AS: What do you think is the best way to also add to the numbers of black picture editors?
BL: I feel like this is a moment when people are gonna start to realize how important black photo editors are. People are starting to have these tough conversations in their offices, in their newsrooms. And it's awkward to have a conversation about race when there's no one black there. It is also awkward to have a conversation about race when there's only one black person there. Immediately off the jump you are seeing that something is wrong.
What we will need to do is open up these gates, understand that we need to do a lot more mentorship; we need to open up and meet the folks that we are not used to meeting. Go places we are not used to going. Answer those phones for people we haven't spoken with before, that we don't have those relationships with. Ask around, because there are folks that want to get into it, but don't know how to get into it. There are folks, like myself— I'm a pretty decent photographer, but I am a better editor— who might need those opportunities, might need to see that pathway and, honestly, draw that pathway out and let people know there's a possibility and a way to do that.
AS: I feel like portfolio reviews and contests are a good place to really push to get more people of color involved and to really make it priority.
BL: And they are. I can honestly say, all the ones that I've been part of, they are. From the judges to reviewers to the reviewees, people are making honest to god, hardcore pushes to incorporate more black and brown folks in the portfolio reviews that they do. And there have also been moments where, if I'm on a judging panel, and I'm the only black person, I'm going to be like, “I don't know if I really want to be involved in this one. Not unless we can add another person of color in some way, shape, or form into this because this is not reflective of the people who submitted.”
So I think that's one thing that's been happening a lot more. I don't think that has been super public. Most of those are handled in back room email channels, threads, and things like that. I've been in conversations where white folks have just been like, “No, I'm sorry, I can’t. You're going to have to get some other folks in here. I will recuse myself. Here are like six people that are amazing that you should work with, that you should look at, that you should call.”

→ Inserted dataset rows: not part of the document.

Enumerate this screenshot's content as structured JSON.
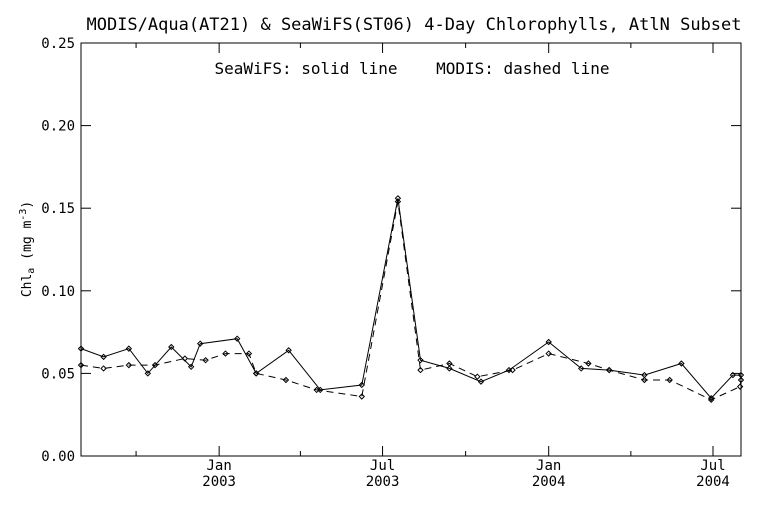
{
  "chart_data": {
    "type": "line",
    "title": "MODIS/Aqua(AT21) & SeaWiFS(ST06) 4-Day Chlorophylls, AtlN Subset",
    "annotation": "SeaWiFS: solid line    MODIS: dashed line",
    "ylabel": "Chl",
    "ylabel_sub": "a",
    "ylabel_unit": "(mg m",
    "ylabel_sup": "-3",
    "ylabel_close": ")",
    "ylim": [
      0.0,
      0.25
    ],
    "xlim": [
      "2002-08-01",
      "2004-08-01"
    ],
    "y_ticks": [
      "0.00",
      "0.05",
      "0.10",
      "0.15",
      "0.20",
      "0.25"
    ],
    "x_ticks": [
      {
        "date": "2003-01-01",
        "month": "Jan",
        "year": "2003"
      },
      {
        "date": "2003-07-01",
        "month": "Jul",
        "year": "2003"
      },
      {
        "date": "2004-01-01",
        "month": "Jan",
        "year": "2004"
      },
      {
        "date": "2004-07-01",
        "month": "Jul",
        "year": "2004"
      }
    ],
    "x_minor_ticks": [
      "2002-10-01",
      "2003-04-01",
      "2003-10-01",
      "2004-04-01"
    ],
    "series": [
      {
        "name": "SeaWiFS",
        "style": "solid",
        "color": "#000000",
        "points": [
          [
            "2002-08-01",
            0.065
          ],
          [
            "2002-08-26",
            0.06
          ],
          [
            "2002-09-23",
            0.065
          ],
          [
            "2002-10-14",
            0.05
          ],
          [
            "2002-11-09",
            0.066
          ],
          [
            "2002-12-01",
            0.054
          ],
          [
            "2002-12-11",
            0.068
          ],
          [
            "2003-01-21",
            0.071
          ],
          [
            "2003-02-11",
            0.05
          ],
          [
            "2003-03-19",
            0.064
          ],
          [
            "2003-04-23",
            0.04
          ],
          [
            "2003-06-08",
            0.043
          ],
          [
            "2003-07-18",
            0.156
          ],
          [
            "2003-08-12",
            0.058
          ],
          [
            "2003-09-13",
            0.053
          ],
          [
            "2003-10-18",
            0.045
          ],
          [
            "2003-11-18",
            0.052
          ],
          [
            "2004-01-01",
            0.069
          ],
          [
            "2004-02-06",
            0.053
          ],
          [
            "2004-03-08",
            0.052
          ],
          [
            "2004-04-16",
            0.049
          ],
          [
            "2004-05-27",
            0.056
          ],
          [
            "2004-06-29",
            0.035
          ],
          [
            "2004-07-23",
            0.049
          ],
          [
            "2004-08-01",
            0.049
          ]
        ]
      },
      {
        "name": "MODIS",
        "style": "dashed",
        "color": "#000000",
        "points": [
          [
            "2002-08-01",
            0.055
          ],
          [
            "2002-08-26",
            0.053
          ],
          [
            "2002-09-23",
            0.055
          ],
          [
            "2002-10-22",
            0.055
          ],
          [
            "2002-11-24",
            0.059
          ],
          [
            "2002-12-17",
            0.058
          ],
          [
            "2003-01-08",
            0.062
          ],
          [
            "2003-02-03",
            0.062
          ],
          [
            "2003-02-11",
            0.05
          ],
          [
            "2003-03-16",
            0.046
          ],
          [
            "2003-04-19",
            0.04
          ],
          [
            "2003-06-08",
            0.036
          ],
          [
            "2003-07-18",
            0.154
          ],
          [
            "2003-08-12",
            0.052
          ],
          [
            "2003-09-13",
            0.056
          ],
          [
            "2003-10-14",
            0.048
          ],
          [
            "2003-11-22",
            0.052
          ],
          [
            "2004-01-01",
            0.062
          ],
          [
            "2004-02-14",
            0.056
          ],
          [
            "2004-03-08",
            0.052
          ],
          [
            "2004-04-16",
            0.046
          ],
          [
            "2004-05-14",
            0.046
          ],
          [
            "2004-06-29",
            0.034
          ],
          [
            "2004-07-31",
            0.042
          ],
          [
            "2004-08-01",
            0.046
          ]
        ]
      }
    ],
    "grid": false,
    "legend": "text annotation at top-center"
  }
}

The NPPA (National Press Photographers Association) mandates it now, but, on top of that, they are intentional with it. They're like, “We’re going to do this. I know it might take a little bit of work, but everyone is going to feel better at the end for it. We're gonna have a much better judging pool than we've had before. And, you know, at the end of the day, we're going to find the best work that's not through the white gaze that we've seen for the last 50, 60, 70, 80, 90 however many years.”